As soon as it gets to the center, your blood is placed in labs, and all of your information is keyed in computers. The blood is then separated into transferable components and those that cannot be transfused to another person. Blood platelets are then leuko-reduced in such a way that the white cells in your blood are eliminated so that they do not end up causing harm to the patient whom they are supposed to help.

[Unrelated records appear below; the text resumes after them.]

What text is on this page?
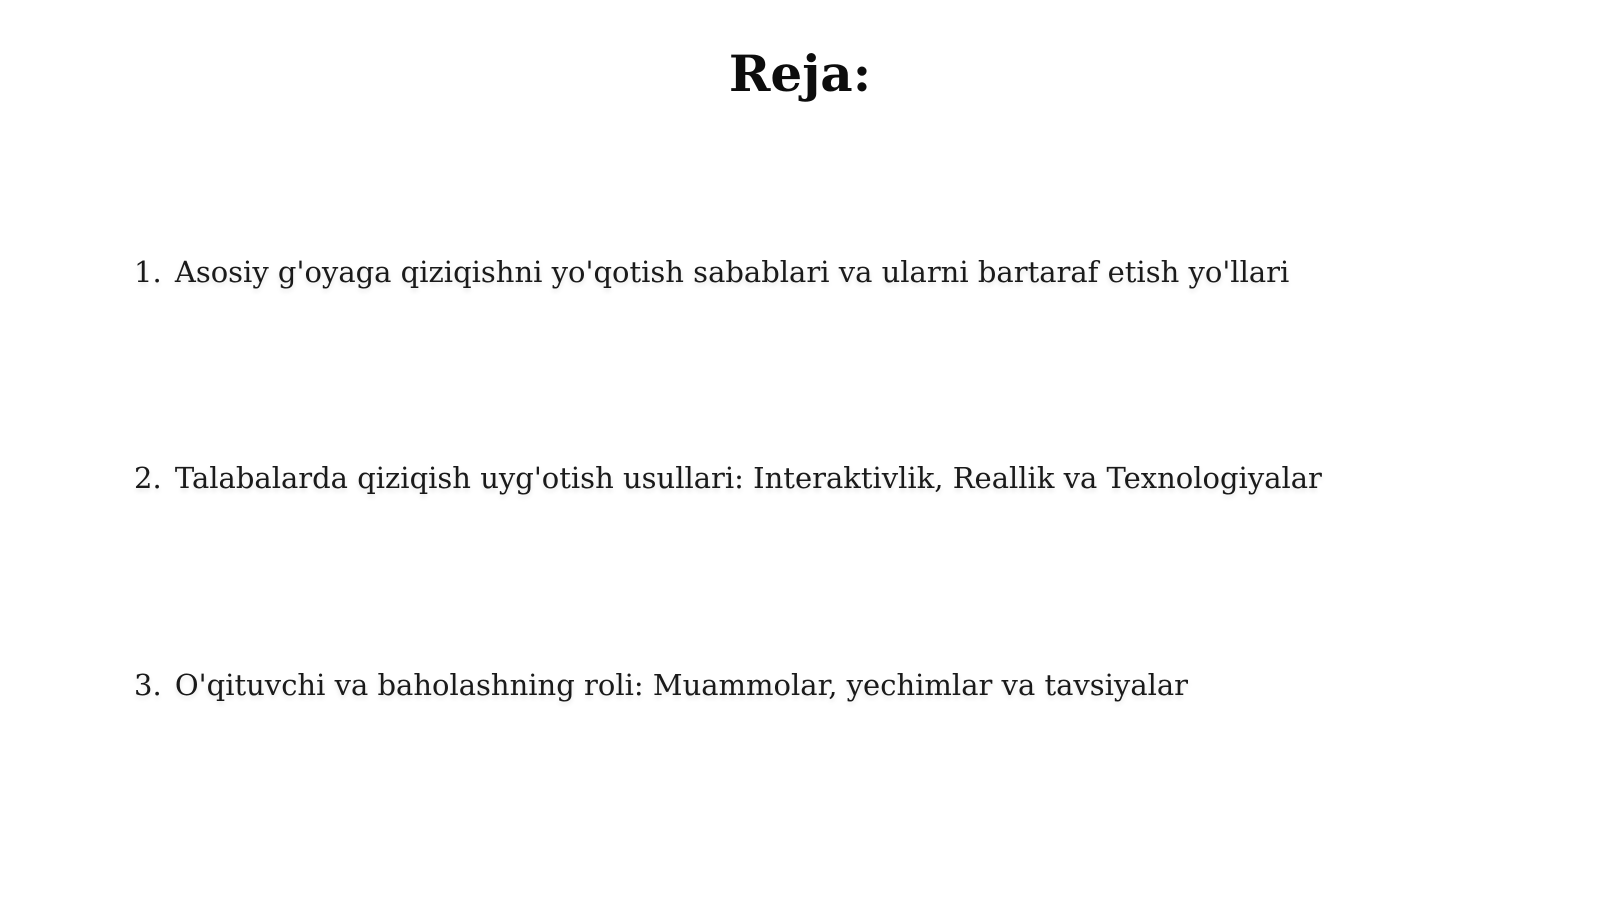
Reja:
1. Asosiy g'oyaga qiziqishni yo'qotish sabablari va ularni bartaraf etish yo'llari
2. Talabalarda qiziqish uyg'otish usullari: Interaktivlik, Reallik va Texnologiyalar
3. O'qituvchi va baholashning roli: Muammolar, yechimlar va tavsiyalar
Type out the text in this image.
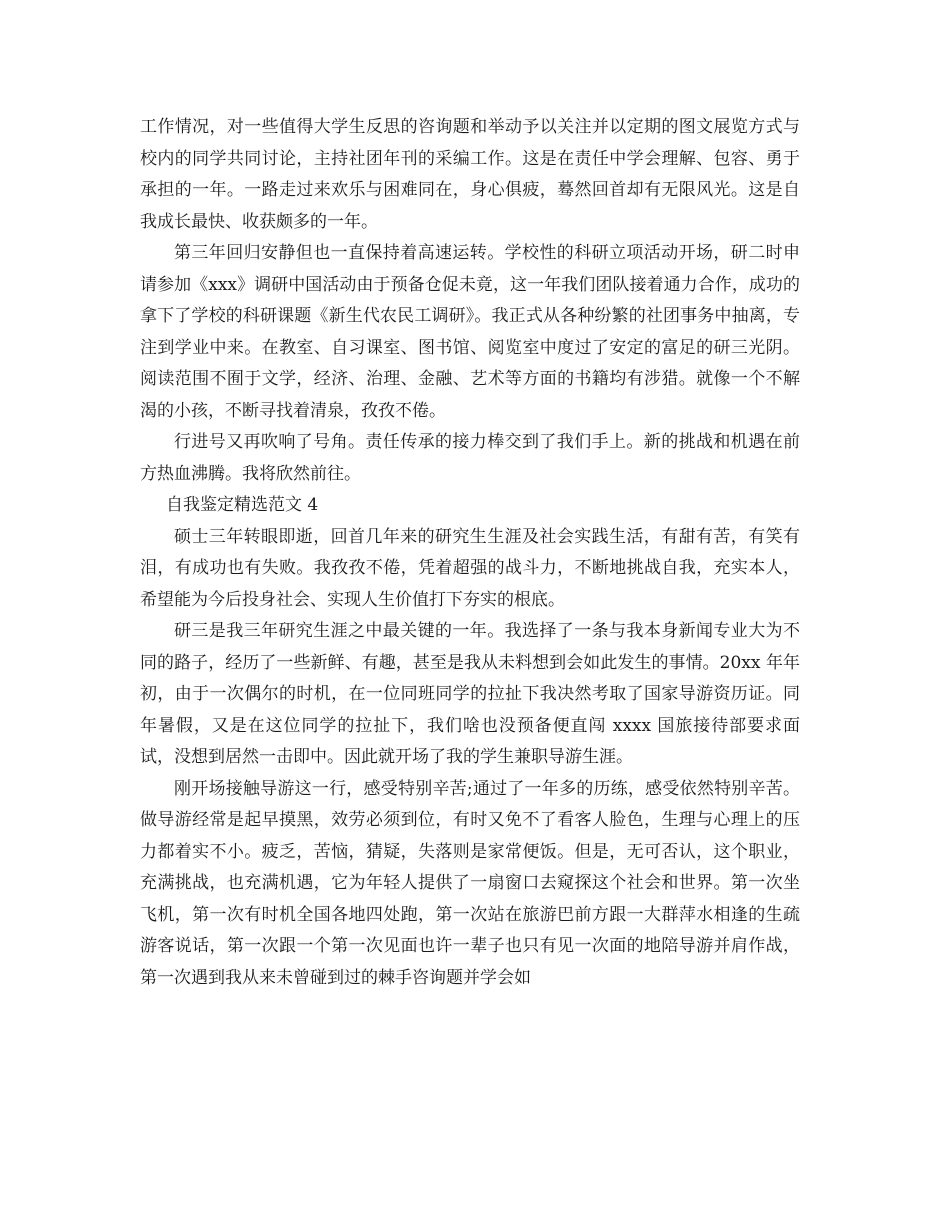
工作情况，对一些值得大学生反思的咨询题和举动予以关注并以定期的图文展览方式与校内的同学共同讨论，主持社团年刊的采编工作。这是在责任中学会理解、包容、勇于承担的一年。一路走过来欢乐与困难同在，身心俱疲，蓦然回首却有无限风光。这是自我成长最快、收获颇多的一年。

第三年回归安静但也一直保持着高速运转。学校性的科研立项活动开场，研二时申请参加《xxx》调研中国活动由于预备仓促未竟，这一年我们团队接着通力合作，成功的拿下了学校的科研课题《新生代农民工调研》。我正式从各种纷繁的社团事务中抽离，专注到学业中来。在教室、自习课室、图书馆、阅览室中度过了安定的富足的研三光阴。阅读范围不囿于文学，经济、治理、金融、艺术等方面的书籍均有涉猎。就像一个不解渴的小孩，不断寻找着清泉，孜孜不倦。

行进号又再吹响了号角。责任传承的接力棒交到了我们手上。新的挑战和机遇在前方热血沸腾。我将欣然前往。

自我鉴定精选范文 4

硕士三年转眼即逝，回首几年来的研究生生涯及社会实践生活，有甜有苦，有笑有泪，有成功也有失败。我孜孜不倦，凭着超强的战斗力，不断地挑战自我，充实本人，希望能为今后投身社会、实现人生价值打下夯实的根底。

研三是我三年研究生涯之中最关键的一年。我选择了一条与我本身新闻专业大为不同的路子，经历了一些新鲜、有趣，甚至是我从未料想到会如此发生的事情。20xx 年年初，由于一次偶尔的时机，在一位同班同学的拉扯下我决然考取了国家导游资历证。同年暑假，又是在这位同学的拉扯下，我们啥也没预备便直闯 xxxx 国旅接待部要求面试，没想到居然一击即中。因此就开场了我的学生兼职导游生涯。

刚开场接触导游这一行，感受特别辛苦;通过了一年多的历练，感受依然特别辛苦。做导游经常是起早摸黑，效劳必须到位，有时又免不了看客人脸色，生理与心理上的压力都着实不小。疲乏，苦恼，猜疑，失落则是家常便饭。但是，无可否认，这个职业，充满挑战，也充满机遇，它为年轻人提供了一扇窗口去窥探这个社会和世界。第一次坐飞机，第一次有时机全国各地四处跑，第一次站在旅游巴前方跟一大群萍水相逢的生疏游客说话，第一次跟一个第一次见面也许一辈子也只有见一次面的地陪导游并肩作战，第一次遇到我从来未曾碰到过的棘手咨询题并学会如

After that, every component is packaged as one particular unit so that they can be easily transfused to another person.

With your blood, several tests are carried upon while it’s in the lab. These tests check the blood for diseases that may be present as well as the blood type. As soon as the tests are concluded, they are transferred to the processing center where it is discovered if your blood is positive or negative, and if it is negative, they get rid of it. In case they get that your blood is positive, you are offered this information promptly. If your results are good, you get all of our units stored. Platelets are stored at room temperature whilst red cells are kept in a refrigerator, and cryo and plasma are frozen in a medical freezer. Your blood is then easily shipped to hospitals at any moment henceforth.

With the transfusion process, the patient is usually declared by the doctors to be needy of the blood. The doctors decipher the type of blood that the patient requires. When the patient is found out to be needing iron or suffering from anemia, he receives red blood cells. Another patient who may be going through chemotherapy will be given platelet transfusion. With a patient who is suffering from liver failure or severe burns, he gets a plasma transfusion. This then shows the need for having your blood separated and stored in units for convenience and to help needy patients directly.